Aiding Ukrainian Defense and Lessons Learned during the Russo-Ukrainian War

Impact: Public Policy Impact

Description of impact

TBD

Who is affected

This project features two major non-academic beneficiaries:

The UK’s Ministry of Defence: St. Andrews’ Ukraine Working Group is a strategic partner with the MoD on its air warfare and defence-industrial collaborations with Ukraine. Information and data collected in Kyiv, combined with the advice we will provide our Ukrainian collaborators, will help the MoD achieve its objectives in these domains.

Ukraine’s Government: The Ukrainian government has requested our advice on a wide-range of strategic matters, including: cultivating support from sympathetic states, managing the risks of nuclear escalation, improving their mechanisms for military adaptation, and obtaining weapons from non-Western producers.

Narrative

Russia’s invasion of Ukraine on 24 February 2022 galvanized faculty members based at St. Andrews to establish the Ukraine Working Group (UWG). The UWG—chaired by Professor Sir Hew Strachan and Dr. Marc DeVore—has since expanded into an international network of over 60 experts. Since its ad hoc creation, the UWG developed meteorically. The UWG’s initial recommendations reached the U.S. National Security Council and the U.K. Chiefs of Staff Committee within two weeks. Professor Strachan and Dr. DeVore subsequently the staff of NATO’s Secretary General on 17 March. Over time, the UWG’s activities solidified into privileged partnerships with the Ukrainian and British governments.

With our first Impact Grant, the core St. Andrews members of the Ukraine Working Group travelled to Kyiv for direct consultations with Ukrainian political and military leaders. During our period in Kyiv (1-11 April 2023) we met with Ukrainian policymakers, the most important of which were: Oleksiy Danilov (Chairman of Ukraine’s National Security and Defence Council NSDC), Deputy Commander-in-Chief of the Armed Forces, Lieutenant General Yevhen Moisiuk, and Minister of Strategic Industries Alexander Kamyshin. Besides these key decision makers, we met with a host of other important individuals, including: parliamentarians, deputy defence ministers, experts at think-tanks, and civil society activists.
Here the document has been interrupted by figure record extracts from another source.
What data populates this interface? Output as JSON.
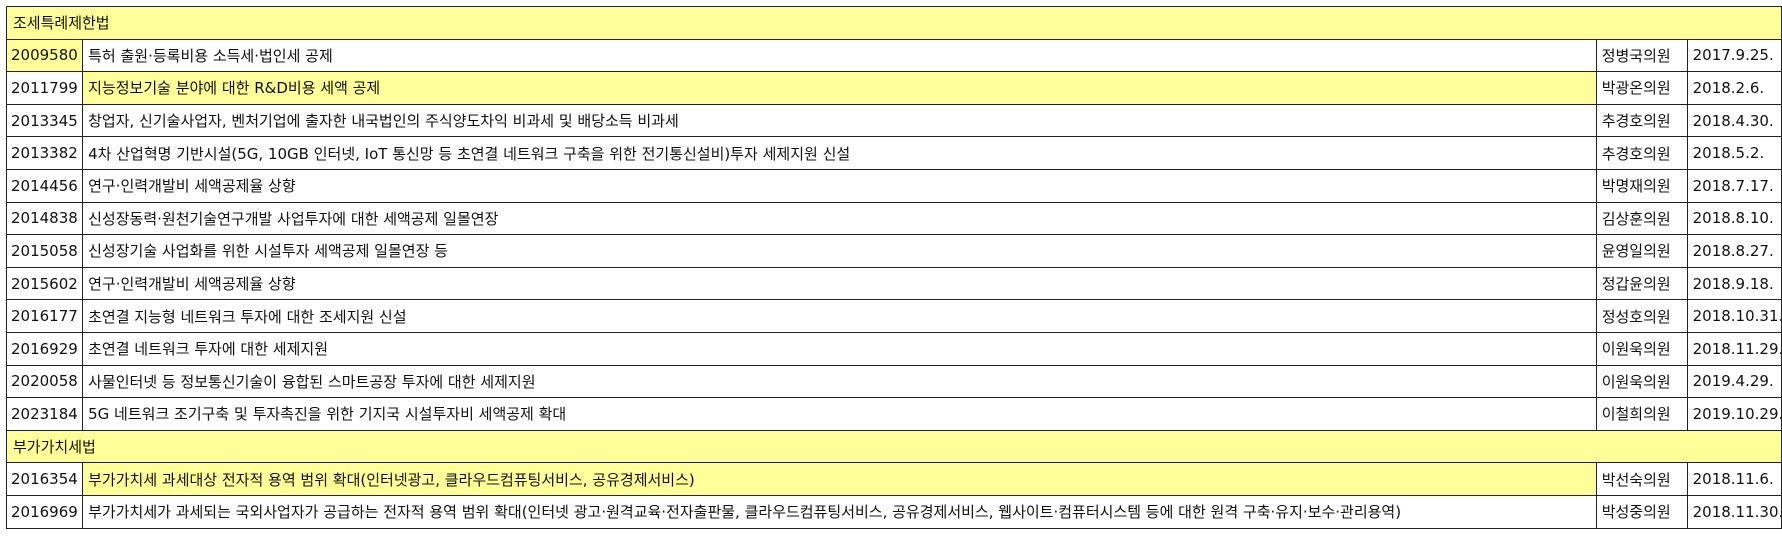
{
  "sections": [
    {
      "title": "조세특례제한법",
      "rows": [
        {
          "num": "2009580",
          "title": "특허 출원·등록비용 소득세·법인세 공제",
          "person": "정병국의원",
          "date": "2017.9.25.",
          "num_hl": true,
          "title_hl": false
        },
        {
          "num": "2011799",
          "title": "지능정보기술 분야에 대한 R&D비용 세액 공제",
          "person": "박광온의원",
          "date": "2018.2.6.",
          "num_hl": false,
          "title_hl": true
        },
        {
          "num": "2013345",
          "title": "창업자, 신기술사업자, 벤처기업에 출자한 내국법인의 주식양도차익 비과세 및 배당소득 비과세",
          "person": "추경호의원",
          "date": "2018.4.30.",
          "num_hl": false,
          "title_hl": false
        },
        {
          "num": "2013382",
          "title": "4차 산업혁명 기반시설(5G, 10GB 인터넷, IoT 통신망 등 초연결 네트워크 구축을 위한 전기통신설비)투자 세제지원 신설",
          "person": "추경호의원",
          "date": "2018.5.2.",
          "num_hl": false,
          "title_hl": false
        },
        {
          "num": "2014456",
          "title": "연구·인력개발비 세액공제율 상향",
          "person": "박명재의원",
          "date": "2018.7.17.",
          "num_hl": false,
          "title_hl": false
        },
        {
          "num": "2014838",
          "title": "신성장동력·원천기술연구개발 사업투자에 대한 세액공제 일몰연장",
          "person": "김상훈의원",
          "date": "2018.8.10.",
          "num_hl": false,
          "title_hl": false
        },
        {
          "num": "2015058",
          "title": "신성장기술 사업화를 위한 시설투자 세액공제 일몰연장 등",
          "person": "윤영일의원",
          "date": "2018.8.27.",
          "num_hl": false,
          "title_hl": false
        },
        {
          "num": "2015602",
          "title": "연구·인력개발비 세액공제율 상향",
          "person": "정갑윤의원",
          "date": "2018.9.18.",
          "num_hl": false,
          "title_hl": false
        },
        {
          "num": "2016177",
          "title": "초연결 지능형 네트워크 투자에 대한 조세지원 신설",
          "person": "정성호의원",
          "date": "2018.10.31.",
          "num_hl": false,
          "title_hl": false
        },
        {
          "num": "2016929",
          "title": "초연결 네트워크 투자에 대한 세제지원",
          "person": "이원욱의원",
          "date": "2018.11.29.",
          "num_hl": false,
          "title_hl": false
        },
        {
          "num": "2020058",
          "title": "사물인터넷 등 정보통신기술이 융합된 스마트공장 투자에 대한 세제지원",
          "person": "이원욱의원",
          "date": "2019.4.29.",
          "num_hl": false,
          "title_hl": false
        },
        {
          "num": "2023184",
          "title": "5G 네트워크 조기구축 및 투자촉진을 위한 기지국 시설투자비 세액공제 확대",
          "person": "이철희의원",
          "date": "2019.10.29.",
          "num_hl": false,
          "title_hl": false
        }
      ]
    },
    {
      "title": "부가가치세법",
      "rows": [
        {
          "num": "2016354",
          "title": "부가가치세 과세대상 전자적 용역 범위 확대(인터넷광고, 클라우드컴퓨팅서비스, 공유경제서비스)",
          "person": "박선숙의원",
          "date": "2018.11.6.",
          "num_hl": false,
          "title_hl": true
        },
        {
          "num": "2016969",
          "title": "부가가치세가 과세되는 국외사업자가 공급하는 전자적 용역 범위 확대(인터넷 광고·원격교육·전자출판물, 클라우드컴퓨팅서비스, 공유경제서비스, 웹사이트·컴퓨터시스템 등에 대한 원격 구축·유지·보수·관리용역)",
          "person": "박성중의원",
          "date": "2018.11.30.",
          "num_hl": false,
          "title_hl": false
        }
      ]
    }
  ],
  "colors": {
    "highlight": "#ffff99",
    "border": "#222222",
    "text": "#111111"
  }
}
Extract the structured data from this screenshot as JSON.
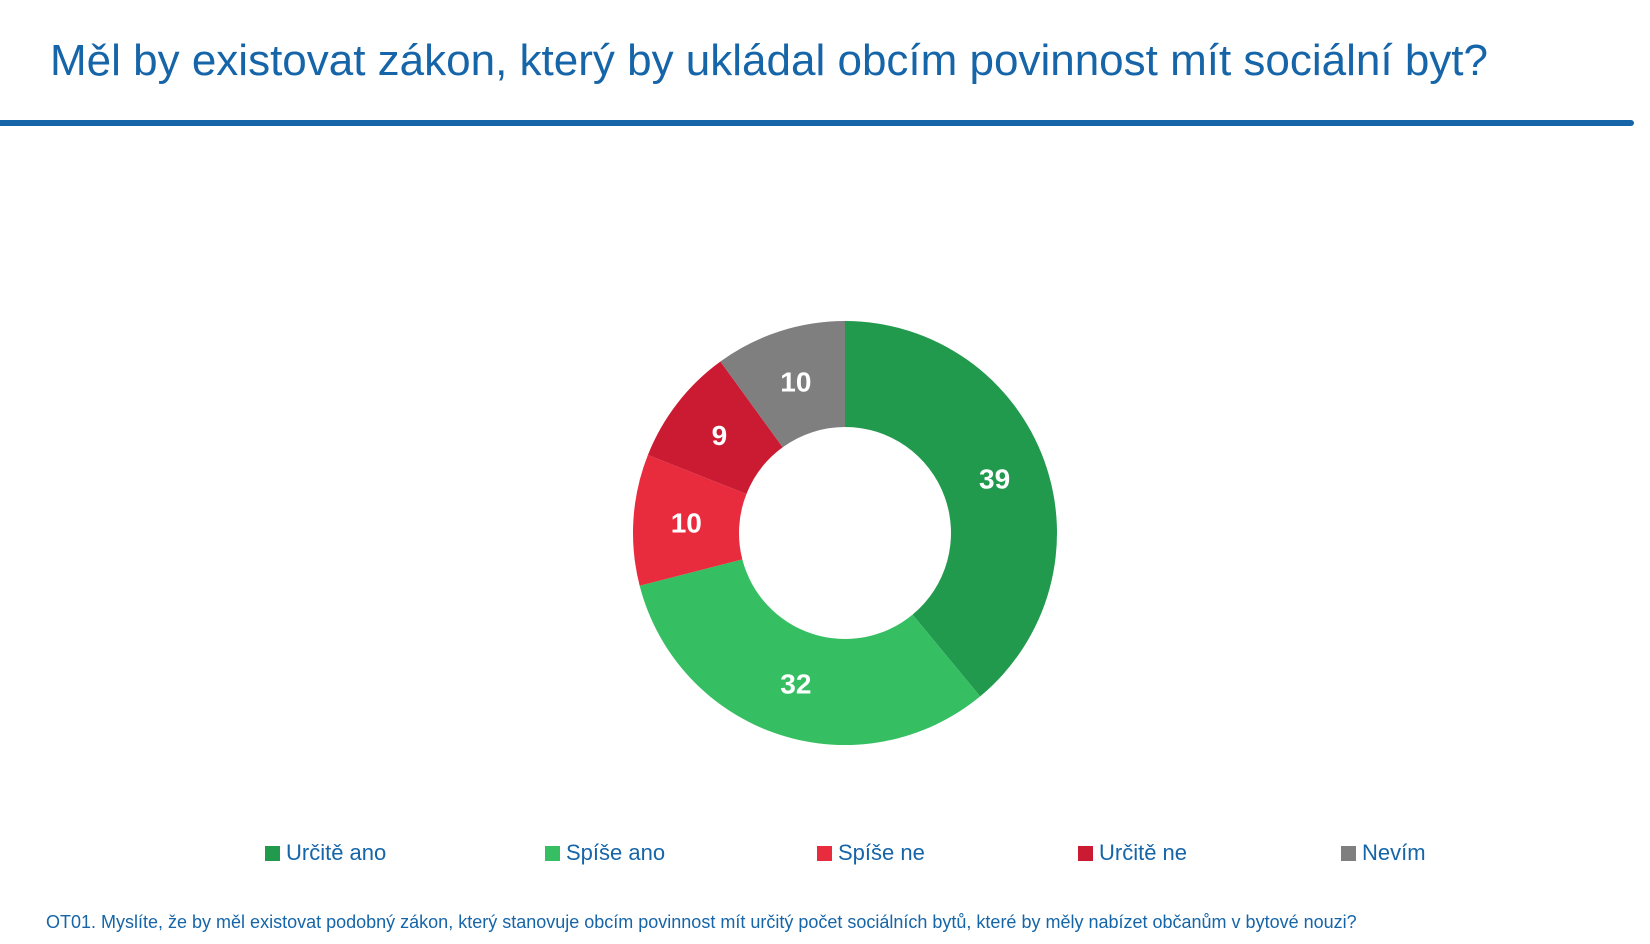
{
  "title": "Měl by existovat zákon, který by ukládal obcím povinnost mít sociální byt?",
  "footnote": "OT01. Myslíte, že by měl existovat podobný zákon, který stanovuje obcím povinnost mít určitý počet sociálních bytů, které by měly nabízet občanům v bytové nouzi?",
  "colors": {
    "accent": "#1565a8",
    "label_text": "#ffffff"
  },
  "chart_data": {
    "type": "pie",
    "subtype": "donut",
    "start": "top, clockwise",
    "legend_position": "bottom",
    "categories": [
      "Určitě ano",
      "Spíše ano",
      "Spíše ne",
      "Určitě ne",
      "Nevím"
    ],
    "values": [
      39,
      32,
      10,
      9,
      10
    ],
    "data_labels": [
      "39",
      "32",
      "10",
      "9",
      "10"
    ],
    "colors": [
      "#229a4e",
      "#35bf62",
      "#e92b3e",
      "#cb1b33",
      "#7f7f7f"
    ]
  }
}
The advice we provided led to rapid shifts in policy. For example, guided by us, Ukraine’s Ministry for Strategic Industries shifted how it was negotiating joint ventures and attempting to secure technology transfers from its allies. This new policy bore fruit with their obtaining £3.5 billion in UK Export Funding and concluding joint ventures on artillery with Rheinmetall and BAe Systems. Similarly, our advice to Ukraine’s government and civil society actors on their campaign for Western aircraft led them to successfully shift their argument towards the need to defend critical national infrastructure; an argument that help convince the USA to authorize the transfer of F-16s. In other domains as well our advice has produced concrete outcomes, such as the launching of new attack drone programs.

The knowledge and close working relationships with Ukrainian policymakers that resulted from our Kyiv trip have, since our return, enhanced our influence with HMG and other Western governments. The FCDO asked Professor Sir Hew Strachan and Dr. DeVore to debrief their Strategy Directorate upon their return to the UK. Independently, Dr. DeVore debriefed the Assistant Chief of Defence Staff and the (EECAD).

All of the members of our delegation have been solicited to advice bodies as diverse as: the US DoD’s Office of the Net Assessment, the Polish military’s General Staff, the Helsinki Security Forum, the Warsaw Security Forum, and the UK Chiefs of Staff Committee. FCDO’s Eastern Europe and Central Asia Directorate (EECAD).